To date, we’ve briefly discussed two of the “seven C’s” of best methods for real-time (RT) GNSS positioning from NOAA’s NGS in previous issues of POB. We’ll now move to the third “C”--Conditions.
The capable RT technician has a good knowledge of three sectors of the RT positioning environment. These areas are: satellite count and geometry; atmosphere; and multipath. Let’s discuss them in order.
1. Satellite Count and Geometry.The number of GNSS satellites available and their position overhead may affect the speed of ambiguity resolution (initialization to a fixed solution) and the statistical spread of the solution, as shown in the root mean square (RMS) value displayed in the data collector. Most GNSS manufacturers provide a planning tool (many are free stand-alone programs) to let the RT user take a look at the number of satellites (GPS and/or GLONASS) available during a user-selected time frame at a specified location.

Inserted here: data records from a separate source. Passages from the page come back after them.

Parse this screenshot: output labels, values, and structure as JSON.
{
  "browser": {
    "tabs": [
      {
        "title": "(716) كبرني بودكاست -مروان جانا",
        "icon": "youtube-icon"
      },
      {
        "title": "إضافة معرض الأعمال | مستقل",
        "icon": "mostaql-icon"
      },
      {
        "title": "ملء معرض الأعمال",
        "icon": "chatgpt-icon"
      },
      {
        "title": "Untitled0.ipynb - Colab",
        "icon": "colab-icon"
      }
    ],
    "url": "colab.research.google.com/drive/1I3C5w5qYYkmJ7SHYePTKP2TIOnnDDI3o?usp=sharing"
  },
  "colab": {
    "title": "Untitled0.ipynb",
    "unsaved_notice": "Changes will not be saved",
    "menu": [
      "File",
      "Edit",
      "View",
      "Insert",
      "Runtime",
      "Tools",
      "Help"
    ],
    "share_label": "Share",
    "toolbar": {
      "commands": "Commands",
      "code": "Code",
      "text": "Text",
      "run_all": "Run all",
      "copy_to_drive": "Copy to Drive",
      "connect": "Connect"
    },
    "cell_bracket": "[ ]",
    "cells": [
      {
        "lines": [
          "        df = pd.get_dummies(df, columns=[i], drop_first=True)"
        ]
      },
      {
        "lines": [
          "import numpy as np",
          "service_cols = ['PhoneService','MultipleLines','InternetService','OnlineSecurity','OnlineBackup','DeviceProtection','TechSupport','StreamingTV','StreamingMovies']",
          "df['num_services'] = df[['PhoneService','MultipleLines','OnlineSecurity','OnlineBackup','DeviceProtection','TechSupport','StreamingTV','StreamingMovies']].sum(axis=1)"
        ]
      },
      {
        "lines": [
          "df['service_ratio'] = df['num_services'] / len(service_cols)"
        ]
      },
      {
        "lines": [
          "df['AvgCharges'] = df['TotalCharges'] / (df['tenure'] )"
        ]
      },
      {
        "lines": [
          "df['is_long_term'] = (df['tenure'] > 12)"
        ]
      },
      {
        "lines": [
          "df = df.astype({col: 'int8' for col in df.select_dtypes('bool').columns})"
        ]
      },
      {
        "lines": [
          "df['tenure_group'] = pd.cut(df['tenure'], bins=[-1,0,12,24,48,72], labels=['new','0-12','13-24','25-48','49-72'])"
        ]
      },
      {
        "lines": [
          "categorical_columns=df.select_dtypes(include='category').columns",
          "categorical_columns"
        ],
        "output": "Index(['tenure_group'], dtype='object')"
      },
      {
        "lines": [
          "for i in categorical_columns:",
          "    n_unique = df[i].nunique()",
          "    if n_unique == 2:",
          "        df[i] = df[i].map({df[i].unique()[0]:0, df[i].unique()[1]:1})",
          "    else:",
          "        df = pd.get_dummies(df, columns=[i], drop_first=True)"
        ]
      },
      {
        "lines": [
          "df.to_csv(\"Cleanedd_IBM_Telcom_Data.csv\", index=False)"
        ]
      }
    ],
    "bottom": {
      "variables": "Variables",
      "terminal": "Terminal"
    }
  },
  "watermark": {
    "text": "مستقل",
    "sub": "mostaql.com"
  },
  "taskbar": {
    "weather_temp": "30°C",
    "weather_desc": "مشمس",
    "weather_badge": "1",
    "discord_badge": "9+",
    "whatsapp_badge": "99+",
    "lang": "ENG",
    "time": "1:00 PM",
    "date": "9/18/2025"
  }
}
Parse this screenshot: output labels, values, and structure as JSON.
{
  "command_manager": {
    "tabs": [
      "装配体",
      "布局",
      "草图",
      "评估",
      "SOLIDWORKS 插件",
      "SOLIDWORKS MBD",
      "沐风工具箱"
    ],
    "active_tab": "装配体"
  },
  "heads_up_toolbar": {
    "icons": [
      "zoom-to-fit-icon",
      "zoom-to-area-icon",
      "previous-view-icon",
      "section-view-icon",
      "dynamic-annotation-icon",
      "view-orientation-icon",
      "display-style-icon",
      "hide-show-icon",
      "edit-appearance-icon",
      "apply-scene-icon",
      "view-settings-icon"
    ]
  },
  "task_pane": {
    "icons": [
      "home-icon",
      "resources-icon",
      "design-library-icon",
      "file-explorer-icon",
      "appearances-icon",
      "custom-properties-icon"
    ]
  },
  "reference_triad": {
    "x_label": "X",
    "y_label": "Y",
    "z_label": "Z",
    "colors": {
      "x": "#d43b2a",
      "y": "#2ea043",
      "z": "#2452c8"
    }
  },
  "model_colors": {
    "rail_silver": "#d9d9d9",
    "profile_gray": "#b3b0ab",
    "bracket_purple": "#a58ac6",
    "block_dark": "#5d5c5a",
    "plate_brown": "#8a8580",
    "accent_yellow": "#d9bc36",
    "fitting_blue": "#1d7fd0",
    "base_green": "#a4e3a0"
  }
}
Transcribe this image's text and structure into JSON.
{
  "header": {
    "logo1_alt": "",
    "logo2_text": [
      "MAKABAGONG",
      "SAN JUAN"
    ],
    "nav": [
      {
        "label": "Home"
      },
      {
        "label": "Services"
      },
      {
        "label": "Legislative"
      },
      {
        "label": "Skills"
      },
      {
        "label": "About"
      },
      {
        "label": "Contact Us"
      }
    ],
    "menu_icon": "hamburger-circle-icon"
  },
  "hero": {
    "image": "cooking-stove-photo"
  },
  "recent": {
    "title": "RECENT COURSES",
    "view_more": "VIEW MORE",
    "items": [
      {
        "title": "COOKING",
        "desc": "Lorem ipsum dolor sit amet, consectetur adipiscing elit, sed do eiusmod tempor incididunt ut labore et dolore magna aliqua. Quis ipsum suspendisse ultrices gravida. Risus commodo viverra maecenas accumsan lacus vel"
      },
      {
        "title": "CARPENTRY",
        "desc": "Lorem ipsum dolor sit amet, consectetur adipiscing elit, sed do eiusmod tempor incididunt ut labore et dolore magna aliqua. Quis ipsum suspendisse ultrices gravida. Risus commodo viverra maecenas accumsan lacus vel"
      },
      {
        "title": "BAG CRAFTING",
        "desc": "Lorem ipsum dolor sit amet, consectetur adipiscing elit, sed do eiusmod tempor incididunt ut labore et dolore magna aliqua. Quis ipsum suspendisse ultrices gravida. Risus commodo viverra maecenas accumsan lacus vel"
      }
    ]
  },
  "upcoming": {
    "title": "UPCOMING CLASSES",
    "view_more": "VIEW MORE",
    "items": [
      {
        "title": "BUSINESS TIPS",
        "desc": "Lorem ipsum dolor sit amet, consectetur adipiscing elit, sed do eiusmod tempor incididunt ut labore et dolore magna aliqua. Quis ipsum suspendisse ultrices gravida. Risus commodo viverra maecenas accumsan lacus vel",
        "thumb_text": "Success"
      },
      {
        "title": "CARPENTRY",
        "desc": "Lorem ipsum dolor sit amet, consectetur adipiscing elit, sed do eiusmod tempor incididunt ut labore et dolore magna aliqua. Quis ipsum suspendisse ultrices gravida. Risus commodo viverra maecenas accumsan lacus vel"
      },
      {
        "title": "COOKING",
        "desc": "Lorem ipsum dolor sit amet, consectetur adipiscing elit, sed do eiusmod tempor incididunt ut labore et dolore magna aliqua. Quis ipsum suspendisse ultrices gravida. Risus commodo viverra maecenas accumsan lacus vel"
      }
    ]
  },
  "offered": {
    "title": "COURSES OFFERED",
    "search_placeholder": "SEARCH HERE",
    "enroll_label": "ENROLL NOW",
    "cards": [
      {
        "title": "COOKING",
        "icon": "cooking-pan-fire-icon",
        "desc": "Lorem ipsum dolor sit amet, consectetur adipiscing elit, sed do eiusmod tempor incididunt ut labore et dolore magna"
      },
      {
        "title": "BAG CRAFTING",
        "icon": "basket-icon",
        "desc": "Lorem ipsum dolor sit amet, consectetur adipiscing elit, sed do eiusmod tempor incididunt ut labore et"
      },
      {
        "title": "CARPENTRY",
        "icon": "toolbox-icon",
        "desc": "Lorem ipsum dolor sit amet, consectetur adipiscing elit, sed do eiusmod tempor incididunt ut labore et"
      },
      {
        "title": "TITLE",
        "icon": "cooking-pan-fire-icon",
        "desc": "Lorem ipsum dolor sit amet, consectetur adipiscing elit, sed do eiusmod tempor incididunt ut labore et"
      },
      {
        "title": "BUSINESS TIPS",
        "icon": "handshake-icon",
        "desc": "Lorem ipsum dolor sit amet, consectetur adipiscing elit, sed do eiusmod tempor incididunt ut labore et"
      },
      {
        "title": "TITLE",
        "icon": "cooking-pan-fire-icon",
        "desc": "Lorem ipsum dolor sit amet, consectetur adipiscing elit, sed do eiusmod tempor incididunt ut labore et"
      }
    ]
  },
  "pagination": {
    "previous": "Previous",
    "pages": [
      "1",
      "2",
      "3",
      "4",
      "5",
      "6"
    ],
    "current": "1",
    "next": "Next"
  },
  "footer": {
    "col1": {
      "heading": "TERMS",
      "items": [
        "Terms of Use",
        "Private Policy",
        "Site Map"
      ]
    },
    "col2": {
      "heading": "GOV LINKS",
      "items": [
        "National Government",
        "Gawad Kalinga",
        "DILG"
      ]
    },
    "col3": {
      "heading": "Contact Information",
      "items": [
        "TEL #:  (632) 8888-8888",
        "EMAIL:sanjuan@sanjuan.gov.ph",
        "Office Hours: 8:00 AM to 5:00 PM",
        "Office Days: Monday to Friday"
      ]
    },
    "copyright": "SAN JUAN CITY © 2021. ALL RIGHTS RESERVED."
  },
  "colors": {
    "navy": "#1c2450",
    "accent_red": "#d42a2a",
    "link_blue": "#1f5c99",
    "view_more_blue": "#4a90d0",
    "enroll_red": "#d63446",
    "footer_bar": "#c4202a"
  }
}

To initialize, RT GNSS positioning requires at least five common satellites between the base and rover to account for the unknowns (X, Y, Z, time, and redundancy check of the solution). However, as shown from empirical evidence, it is recommended to have seven GPS satellites used in the initialization and in the location of important points--i.e., those used to establish additional data, such as project control densification or photo ID points. At this point, it should be noted that having the ability to use the current 23 GLONASS (GLN) satellites can yield the benefit of keeping you working where GPS alone might not provide the requisite five common satellites at a couple times during a 24-hour cycle or in locations of satellite obstruction at the rover. Currently, GLN will allow you to work where GPS alone might not, but it will not natively provide a better combined RT solution than GPS alone.
In addition to showing the number of satellites, a planning tool will allow you to view the dilution of precision (DOP) relating to the geometry of the satellites overhead. DOP is a unitless number that is an error multiplier of the user equivalent range error (UERE) to indicate how the solution may be affected by satellite location (see Figure 1). A DOP of “1” would mean there is ideal satellite geometry, and there is no error multiplier (a very rare condition indeed!). In addition to horizontal DOP, vertical DOP, time DOP, geometrical DOP and relative DOP, most rover data collectors display PDOP, which is position dilution of precision and is given by PDOP2 = HDOP2 + VDOP2. For highest precision RT work at the 95 percent confidence level, surveying with a PDOP of 2.0 or less is recommended (see Figure 2).
TEC varies with the changes of solar and geomagnetic conditions during the day, geographic location and season. The number of sunspots monitored directly relate to geomagnetic and other solar radiation storms, which may affect the ionosphere and thus the GNSS signal. Because these sunspot numbers are very cyclical and reach a maximum every 11 years, we can expect adverse conditions to increase as we move toward the cycle’s peak around 2013. The impact on GNSS signals will increase, resulting in more problems even at midlatitudes, which are typically not present during the benign times of the cycle. Because of this, we can expect communication problems between the base and rover or to the real-time network (RTN) and also an increase in solution noise, shown in the RMS values. In some cases, we may expect an inability to initialize at all for several hours.1
In single-base RT, the conditions are assumed to be the same at rover and base; thus, the rover will use the base corrections for both the ionospheric delay/advance and for the tropospheric delay at the base location. In a RTN, these corrections are interpolated to the actual site of the rover, which enables longer distances away from any actual base station. With dual-frequency GNSS receivers, frequency modeling can eliminate first order ionospheric error because the ionosphere is a dispersive medium, which means it affects the signals differently--in an inverse ratio to their frequency. Tropospheric (and orbit) errors are geometrical in that they are site specific, but have the same effect on all the frequencies.
Because even one nanosecond (one-billionth of a second) delay means 30 cm in range error, the rover must deal with this noise to resolve the correct ambiguity count, even with the signal being transmitted near the speed of light. Redundant observations of important points at staggered times (having different satellite geometry--typically after four hours) will provide different multipath conditions. This staggering of redundant observations is one of the NGS guidelines for achieving 95 percent confidence levels with your RT work.2
With proper planning and knowledge of how these conditions affect precision at the rover, the field technician can produce excellent results with a high degree of confidence using RT for her or his work. In the next column, I will discuss whether or not we should constrain our RT survey to passive marks around the project site.
Notes1. See NOAA’s Space Weather Prediction Center (SWPC) for extensive details on this subject atwww.swpc.noaa.gov.
2. See the entire single-base guideline atwww.ngs.noaa.gov/PUBS_LIB/NGSRealTimeUserGuidelines.v1.1.pdf.